Reports earlier this week that DraftKings and FanDuel were reconsidering their positions regarding a merger following objections from anti-trust regulators were confirmed Thursday when both companies announced that they have decided to abandon the project.
DraftKings issued a press statement advising:
“We believe it is in the best interests of our customers, employees, and investors to terminate our agreement to merge with FanDuel and move forward as a separate company. This will allow us to singularly focus on our mission of providing the most innovative and engaging interactive sports experience imaginable, forever changing the way fans connect with teams and athletes worldwide. We appreciate the continued loyalty of our players – it is you, our customers who have made this all possible – and we look forward to kicking off what is going to be our best NFL season yet!”
FanDuel commented:
“FanDuel decided to merge with DraftKings last November, because we believed that this deal would have increased investment in growth and product development thereby benefiting consumers and the greater sports entertainment industry. While our opinion has not changed, we have determined that it is in the best interest of our shareholders, customers, employees, and partners to terminate the merger agreement and move forward as an independent company.
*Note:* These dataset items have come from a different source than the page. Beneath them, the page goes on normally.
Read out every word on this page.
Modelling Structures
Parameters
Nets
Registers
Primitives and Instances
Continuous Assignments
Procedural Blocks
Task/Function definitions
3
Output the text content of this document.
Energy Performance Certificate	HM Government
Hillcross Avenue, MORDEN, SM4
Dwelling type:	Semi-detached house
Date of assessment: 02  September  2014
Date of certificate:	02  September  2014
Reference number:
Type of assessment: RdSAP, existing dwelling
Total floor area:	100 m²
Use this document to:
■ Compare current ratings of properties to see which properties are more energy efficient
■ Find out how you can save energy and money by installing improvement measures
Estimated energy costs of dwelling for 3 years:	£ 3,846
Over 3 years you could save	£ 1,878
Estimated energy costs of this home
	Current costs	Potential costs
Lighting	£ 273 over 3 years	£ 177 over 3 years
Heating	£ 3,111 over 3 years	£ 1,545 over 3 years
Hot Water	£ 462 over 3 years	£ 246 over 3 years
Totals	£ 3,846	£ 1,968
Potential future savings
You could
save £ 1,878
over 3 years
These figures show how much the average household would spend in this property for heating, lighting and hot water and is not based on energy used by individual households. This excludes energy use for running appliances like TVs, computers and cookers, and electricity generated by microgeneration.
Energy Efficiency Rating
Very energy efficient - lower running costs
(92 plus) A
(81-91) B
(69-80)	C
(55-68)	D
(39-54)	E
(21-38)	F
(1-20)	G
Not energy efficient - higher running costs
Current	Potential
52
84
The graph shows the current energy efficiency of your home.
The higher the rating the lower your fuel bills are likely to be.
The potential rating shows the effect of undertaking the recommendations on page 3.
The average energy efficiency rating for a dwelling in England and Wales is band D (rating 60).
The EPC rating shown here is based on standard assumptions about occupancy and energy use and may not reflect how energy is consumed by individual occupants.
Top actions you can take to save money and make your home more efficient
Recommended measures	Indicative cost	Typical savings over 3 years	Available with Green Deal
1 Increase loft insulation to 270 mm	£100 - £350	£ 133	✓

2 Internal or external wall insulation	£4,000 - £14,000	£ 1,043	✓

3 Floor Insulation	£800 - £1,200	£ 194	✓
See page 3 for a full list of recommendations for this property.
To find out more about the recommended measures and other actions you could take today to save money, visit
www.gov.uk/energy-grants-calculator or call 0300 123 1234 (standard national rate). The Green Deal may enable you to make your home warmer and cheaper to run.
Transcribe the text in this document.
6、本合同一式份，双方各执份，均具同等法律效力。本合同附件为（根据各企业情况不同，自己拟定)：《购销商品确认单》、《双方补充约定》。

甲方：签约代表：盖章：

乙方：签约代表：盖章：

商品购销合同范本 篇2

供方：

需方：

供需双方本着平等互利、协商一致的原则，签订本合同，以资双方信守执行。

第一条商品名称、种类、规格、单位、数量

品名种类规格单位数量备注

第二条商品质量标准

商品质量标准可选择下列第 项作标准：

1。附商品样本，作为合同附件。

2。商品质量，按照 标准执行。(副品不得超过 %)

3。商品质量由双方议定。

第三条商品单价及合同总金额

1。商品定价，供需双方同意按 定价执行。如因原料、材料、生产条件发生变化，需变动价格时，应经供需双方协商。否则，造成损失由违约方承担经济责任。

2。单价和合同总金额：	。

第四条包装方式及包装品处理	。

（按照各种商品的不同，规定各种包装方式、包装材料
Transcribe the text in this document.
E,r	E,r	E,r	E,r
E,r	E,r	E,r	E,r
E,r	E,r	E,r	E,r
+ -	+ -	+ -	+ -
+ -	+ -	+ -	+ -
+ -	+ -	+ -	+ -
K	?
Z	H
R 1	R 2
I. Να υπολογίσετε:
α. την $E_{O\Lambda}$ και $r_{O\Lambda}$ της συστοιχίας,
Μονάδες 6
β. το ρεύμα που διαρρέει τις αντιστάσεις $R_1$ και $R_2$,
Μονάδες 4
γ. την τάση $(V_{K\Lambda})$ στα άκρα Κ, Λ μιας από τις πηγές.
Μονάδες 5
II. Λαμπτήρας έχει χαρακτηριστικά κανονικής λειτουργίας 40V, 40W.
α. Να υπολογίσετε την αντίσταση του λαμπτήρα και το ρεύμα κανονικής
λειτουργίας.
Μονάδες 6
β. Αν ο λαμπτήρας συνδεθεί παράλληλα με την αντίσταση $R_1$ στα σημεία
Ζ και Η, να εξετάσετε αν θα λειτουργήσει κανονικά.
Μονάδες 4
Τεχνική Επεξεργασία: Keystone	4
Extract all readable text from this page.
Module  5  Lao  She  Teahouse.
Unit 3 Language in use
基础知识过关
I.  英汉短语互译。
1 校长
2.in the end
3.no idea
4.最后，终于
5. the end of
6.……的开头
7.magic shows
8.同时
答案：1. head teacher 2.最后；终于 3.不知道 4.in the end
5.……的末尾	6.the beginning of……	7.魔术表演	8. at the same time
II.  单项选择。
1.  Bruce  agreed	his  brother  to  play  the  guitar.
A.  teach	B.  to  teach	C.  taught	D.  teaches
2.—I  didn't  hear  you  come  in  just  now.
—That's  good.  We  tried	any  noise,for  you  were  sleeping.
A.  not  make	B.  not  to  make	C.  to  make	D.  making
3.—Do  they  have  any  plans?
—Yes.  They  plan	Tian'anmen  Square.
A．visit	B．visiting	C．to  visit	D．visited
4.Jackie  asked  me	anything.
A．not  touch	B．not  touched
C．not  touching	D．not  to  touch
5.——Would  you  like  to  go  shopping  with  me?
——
There is still enormous, untapped market opportunity for FanDuel, and we will continue to execute our strategy to grow our business and further expand the fantasy sports industry. We’d like to thank our partners and customers for their patience, support and continued loyalty over the past several months.”
As the two companies go their separate ways, observers at the publication Axios point out that FanDuel will probably resurrect the financing moves it halted pending the merger, whilst DraftKings had already raised additional funds earlier this year.
Axios notes that both the DFS companies are individually valued at around $1.2 billion and retain considerable potential as market leaders (the FTC objection was that between them the merged companies would have controlled 90 percent of the market).